第7話
師匠
オレンジがフシギダネと共に呆然として四天王を見つめていると、突然ワタルがオレンジに近づいてきた。
そして、1mくらい離れた場所で話を始める。
「君が……オレンジ君だね?」
「はい。」
オレンジは簡潔に答えた。
フシギダネはいつの間にかオレンジの後ろに隠れている。
「俺はワタル。四天王の長であり、君の母親と同じ能力を持つものだ。」
オレンジの母親、つまりイエローと同じ能力を持つもの。
聞いたことがある。四天王という強豪の集まりがいることを。
その四天王に一度父、レッドが破れたことがあることも。
オレンジは、フシギダネをボールに戻すと、ワタルの話に耳をかたむけた。
「オレンジ君。君に今から決めてもらいたい事がある。」
ワタルの顔が急に険しくなった。同時に、後ろにいた四天王たちの顔も険しくなる。
「君はこれからニビシティ、ハナダシティという順番で旅をしていくはずだ。
だが、ニビもハナダももはや奴ら、ロスト団の手におちている。
だからこそ、君を今から連れて行きたい場所がある。」
オレンジの顔も険しくなった。
そして、真剣にワタルと四天王たちを見る。
「そこはナナシマという場所だ。
トレーナーこそ連れ去られているが、まだ被害は少ないし奴らの手にもおちていない。
だからこそ、君に決めてもらいたい。」
トキワの森が、沈黙している。
もしかしたら、森にいるものの所為なのかも知れない。だが、今はどうでもよい。
「俺たちの中から、1人だけ君にいろんなことを教える師匠を選んで欲しい。
ナナシマは7つの島でできている。そして俺たちもちょうど7人。
1人1つの島を受け持って君にいろんなことを教えていくんだ。
オレンジ君、君の師匠になるんだから、慎重に選んでくれよ。」
昔のワタルとは比べ物にならないくらいやさしい。
そしてそのワタルから出された試練は師匠を選べとのこと。
しかし、オレンジはそんな気持ちなどこれっぽっちもなかった。
「ワタルさん。俺には師匠なんて必要n……。」
「否定はできない!」
オレンジが言い切ろうとした瞬間、ワタルに制された。
いっそう険しくなり、眉間にしわを寄せている。
「いいか、今はとてつもなく危ない世界となってしまったこの世界。
君はどんどん強くなることだろう。だが、君が中途半端な強さになったときに相手に襲われたら1たまりもないんだ。
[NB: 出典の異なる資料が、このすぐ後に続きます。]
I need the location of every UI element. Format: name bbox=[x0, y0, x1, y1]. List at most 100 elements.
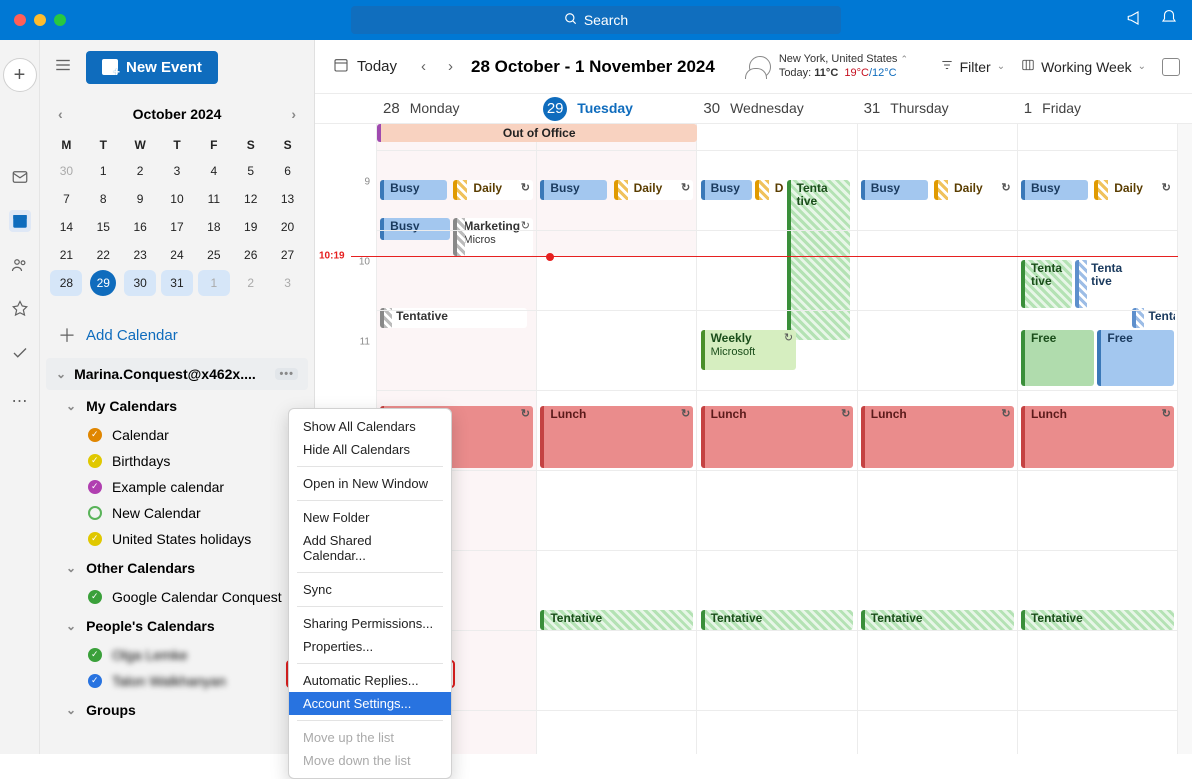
minical-day[interactable]: 10 bbox=[161, 186, 193, 212]
calendar-item[interactable]: Google Calendar Conquest bbox=[46, 584, 308, 610]
allday-event[interactable]: Out of Office bbox=[377, 124, 697, 142]
minical-next-button[interactable]: › bbox=[285, 104, 302, 124]
minical-day[interactable]: 13 bbox=[272, 186, 304, 212]
event[interactable]: Busy bbox=[540, 180, 607, 200]
minical-day[interactable]: 7 bbox=[50, 186, 82, 212]
minical-day[interactable]: 3 bbox=[272, 270, 304, 296]
event[interactable]: D bbox=[755, 180, 784, 200]
calendar-group[interactable]: ⌄Other Calendars bbox=[46, 552, 308, 584]
minical-day[interactable]: 14 bbox=[50, 214, 82, 240]
event[interactable]: Lunch↻ bbox=[1021, 406, 1174, 468]
maximize-window-button[interactable] bbox=[54, 14, 66, 26]
minical-day[interactable]: 27 bbox=[272, 242, 304, 268]
event[interactable]: Busy bbox=[380, 218, 450, 240]
next-week-button[interactable]: › bbox=[444, 56, 457, 77]
day-header[interactable]: 29Tuesday bbox=[537, 97, 697, 121]
event[interactable]: Lunch↻ bbox=[540, 406, 693, 468]
calendar-item[interactable]: Talon Walkhanyan bbox=[46, 668, 308, 694]
minical-day[interactable]: 17 bbox=[161, 214, 193, 240]
ctx-properties[interactable]: Properties... bbox=[289, 635, 451, 658]
minical-day[interactable]: 11 bbox=[198, 186, 230, 212]
minical-day[interactable]: 23 bbox=[124, 242, 156, 268]
minical-day[interactable]: 4 bbox=[198, 158, 230, 184]
account-more-button[interactable]: ••• bbox=[275, 368, 298, 380]
event[interactable]: Tentative bbox=[701, 610, 854, 630]
day-header[interactable]: 1Friday bbox=[1018, 100, 1178, 117]
new-button[interactable]: + bbox=[3, 58, 37, 92]
calendar-item[interactable]: Example calendar bbox=[46, 474, 308, 500]
event[interactable]: Busy bbox=[1021, 180, 1088, 200]
megaphone-icon[interactable] bbox=[1126, 9, 1144, 32]
event[interactable]: Free bbox=[1021, 330, 1094, 386]
minical-prev-button[interactable]: ‹ bbox=[52, 104, 69, 124]
calendar-item[interactable]: United States holidays bbox=[46, 526, 308, 552]
event[interactable]: Tenta bbox=[1132, 308, 1175, 328]
close-window-button[interactable] bbox=[14, 14, 26, 26]
event[interactable]: Tentative bbox=[861, 610, 1014, 630]
bell-icon[interactable] bbox=[1160, 9, 1178, 32]
minical-day[interactable]: 20 bbox=[272, 214, 304, 240]
minical-day[interactable]: 3 bbox=[161, 158, 193, 184]
event[interactable]: Busy bbox=[380, 180, 447, 200]
minical-day[interactable]: 6 bbox=[272, 158, 304, 184]
minical-day[interactable]: 26 bbox=[235, 242, 267, 268]
weather-widget[interactable]: New York, United States ⌃ Today: 11°C 19… bbox=[749, 53, 908, 81]
minical-day[interactable]: 15 bbox=[87, 214, 119, 240]
calendar-group[interactable]: ⌄People's Calendars bbox=[46, 610, 308, 642]
calendar-group[interactable]: ⌄Groups bbox=[46, 694, 308, 726]
event[interactable]: Lunch↻ bbox=[861, 406, 1014, 468]
minical-day[interactable]: 12 bbox=[235, 186, 267, 212]
minical-day[interactable]: 31 bbox=[161, 270, 193, 296]
star-icon[interactable] bbox=[9, 298, 31, 320]
ctx-add-shared[interactable]: Add Shared Calendar... bbox=[289, 529, 451, 567]
minical-day[interactable]: 16 bbox=[124, 214, 156, 240]
event[interactable]: WeeklyMicrosoft ↻ bbox=[701, 330, 797, 370]
add-calendar-button[interactable]: ＋ Add Calendar bbox=[46, 316, 308, 354]
event[interactable]: Busy bbox=[861, 180, 928, 200]
event[interactable]: Tentative bbox=[787, 180, 851, 340]
ctx-show-all[interactable]: Show All Calendars bbox=[289, 415, 451, 438]
minical-day[interactable]: 2 bbox=[235, 270, 267, 296]
event[interactable]: Daily↻ bbox=[453, 180, 533, 200]
event[interactable]: Busy bbox=[701, 180, 752, 200]
view-switch-button[interactable]: Working Week ⌄ bbox=[1021, 58, 1146, 75]
minical-day[interactable]: 5 bbox=[235, 158, 267, 184]
minical-day[interactable]: 9 bbox=[124, 186, 156, 212]
prev-week-button[interactable]: ‹ bbox=[417, 56, 430, 77]
today-button[interactable]: Today bbox=[327, 53, 403, 81]
minical-day[interactable]: 30 bbox=[50, 158, 82, 184]
minical-day[interactable]: 2 bbox=[124, 158, 156, 184]
event[interactable]: Tentative bbox=[1075, 260, 1126, 308]
minical-day[interactable]: 28 bbox=[50, 270, 82, 296]
minical-day[interactable]: 18 bbox=[198, 214, 230, 240]
ctx-open-new[interactable]: Open in New Window bbox=[289, 472, 451, 495]
hamburger-icon[interactable] bbox=[50, 52, 76, 83]
filter-button[interactable]: Filter ⌄ bbox=[940, 58, 1006, 75]
new-event-button[interactable]: New Event bbox=[86, 51, 218, 84]
minical-day[interactable]: 22 bbox=[87, 242, 119, 268]
ctx-auto-replies[interactable]: Automatic Replies... bbox=[289, 669, 451, 692]
event[interactable]: Tentative bbox=[380, 308, 526, 328]
day-header[interactable]: 30Wednesday bbox=[697, 100, 857, 117]
todo-icon[interactable] bbox=[9, 342, 31, 364]
calendar-group[interactable]: ⌄My Calendars bbox=[46, 390, 308, 422]
event[interactable]: Free bbox=[1097, 330, 1173, 386]
ctx-hide-all[interactable]: Hide All Calendars bbox=[289, 438, 451, 461]
event[interactable]: Daily↻ bbox=[1094, 180, 1174, 200]
calendar-item[interactable]: Birthdays bbox=[46, 448, 308, 474]
event[interactable]: Lunch↻ bbox=[701, 406, 854, 468]
calendar-icon[interactable] bbox=[9, 210, 31, 232]
event[interactable]: Daily↻ bbox=[934, 180, 1014, 200]
minical-day[interactable]: 1 bbox=[198, 270, 230, 296]
minical-day[interactable]: 29 bbox=[90, 270, 116, 296]
expand-icon[interactable] bbox=[1162, 58, 1180, 76]
event[interactable]: Tentative bbox=[1021, 610, 1174, 630]
minical-day[interactable]: 25 bbox=[198, 242, 230, 268]
minical-day[interactable]: 21 bbox=[50, 242, 82, 268]
minimize-window-button[interactable] bbox=[34, 14, 46, 26]
ctx-sharing[interactable]: Sharing Permissions... bbox=[289, 612, 451, 635]
people-icon[interactable] bbox=[9, 254, 31, 276]
ctx-account-settings[interactable]: Account Settings... bbox=[289, 692, 451, 715]
ctx-sync[interactable]: Sync bbox=[289, 578, 451, 601]
minical-day[interactable]: 24 bbox=[161, 242, 193, 268]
だけど君は荒削りの原石でもある。いわば人類の希望の光でもあるんだ。君のお父さんとお母さんは長い年月をかけて行動したことで立派な宝石になった。だが、君のたびは急がなければならないものだろう!
それならば、今のうちに俺たちの誰かが君という原石を立派な宝石にしてあげなければならないんだ!」
ワタルの力強い大声が森に響いた。
キャタピーやポッポなどがきょとんとしている。
また、オレンジもワタルという人間からの訴えに心がぐらついていた。
「それに、さっきの出来事でわかった。
君はすでに、ロスト団に狙われている。」
四天王、そしてオレンジに衝撃が走った。
まだこんな初心者トレーナーがロスト団に狙われているなど、誰が考えただろうか。
「解ったら早く決めてくれ。
この世界には、もう時間がない。」
オレンジはワタルの意見に完全に賛成できなかった。しかし、自分はまだまだ未熟なのだし先ほどのグリーンのような人物がいつ襲ってきてもおかしくない。
そう考えると、ワタルの意見に賛成せざるを得なかった。
「解った。」
オレンジはそういってもう一度四天王を見た。
そして、直感的に1人の男を選んだ。
「シバさん。俺の師匠になってください。」
オレンジが選んだのはかつてのレッドのライバルの1人、シバであった。